The article introduces the adoption of a Criticality Analysis Decision Tree to categorise criticality relative to a variable's impact to quality and delineate levels of criticality with respect to relative risk.
Design Space - a concept introduced in ICH Q8 in 2005 - in essence means defining the boundaries of a process or product. It is essentially a 'snapshot' in time that represents current knowledge of a process. A change that moved out of the design space, for example, might require post-approval changes to a drug dossier.
The second article in the PQLI series looks at the link between patient experience and product quality, and asks how risk assessment methodologies integrate with process design principles.
It also provides some perspective on selection of mechanistic versus empirical approaches, and clarifies how they may be applied to legacy products, and biotech products. The authors also discuss a number of methods for depicting design space.

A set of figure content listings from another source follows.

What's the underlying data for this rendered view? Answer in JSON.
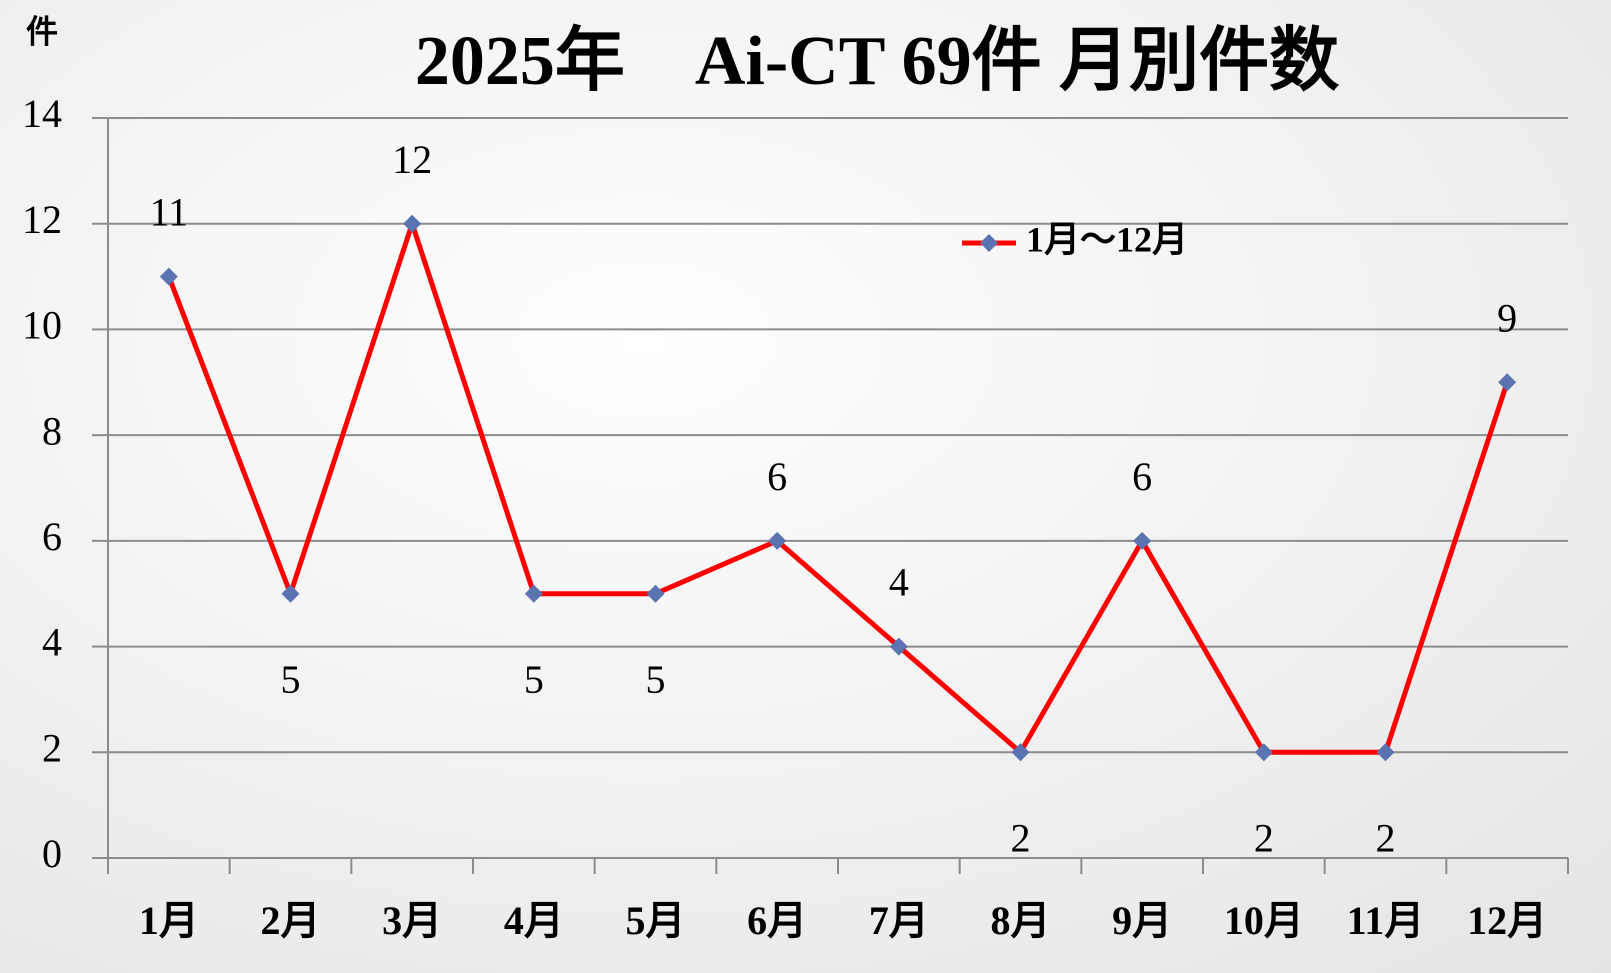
{
  "chart_data": {
    "type": "line",
    "title": "2025年　Ai-CT 69件  月別件数",
    "y_label": "件",
    "categories": [
      "1月",
      "2月",
      "3月",
      "4月",
      "5月",
      "6月",
      "7月",
      "8月",
      "9月",
      "10月",
      "11月",
      "12月"
    ],
    "series": [
      {
        "name": "1月～12月",
        "color": "#ff0000",
        "marker_color": "#5b73b0",
        "values": [
          11,
          5,
          12,
          5,
          5,
          6,
          4,
          2,
          6,
          2,
          2,
          9
        ]
      }
    ],
    "ylim": [
      0,
      14
    ],
    "yticks": [
      0,
      2,
      4,
      6,
      8,
      10,
      12,
      14
    ],
    "grid": true,
    "legend": "upper right"
  }
}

Finally, the control strategy article proposes a model process to enable a clear logic to be used on how such a strategy differentiates between patient and business requirements. It also describes a linkage from critical quality attributes, e.g. via critical process parameters, to individual controls such as analytical, PAT (process analytical technologies), engineering, procedural or other controls.
The model illustrates how the control strategy embraces ICH requirements (product and systems), and aims to provide a discussion bridge between disciplines such as development scientists and controls engineers.
Other publications from the PQLI are due later this year, according to ISPE. For example the legacy team aims to publish a paper in JPI on how similar approaches could be applied to existing products that have not had QbD built in from the outset.
Commenting on the publications, Moheb Nasr, Director of the Office of New Drug Quality Assessment at the FDA, said: "These papers, and the PQLI initiative, are important 'next steps' to facilitate the implementation of QbD and to answer the tangible challenges."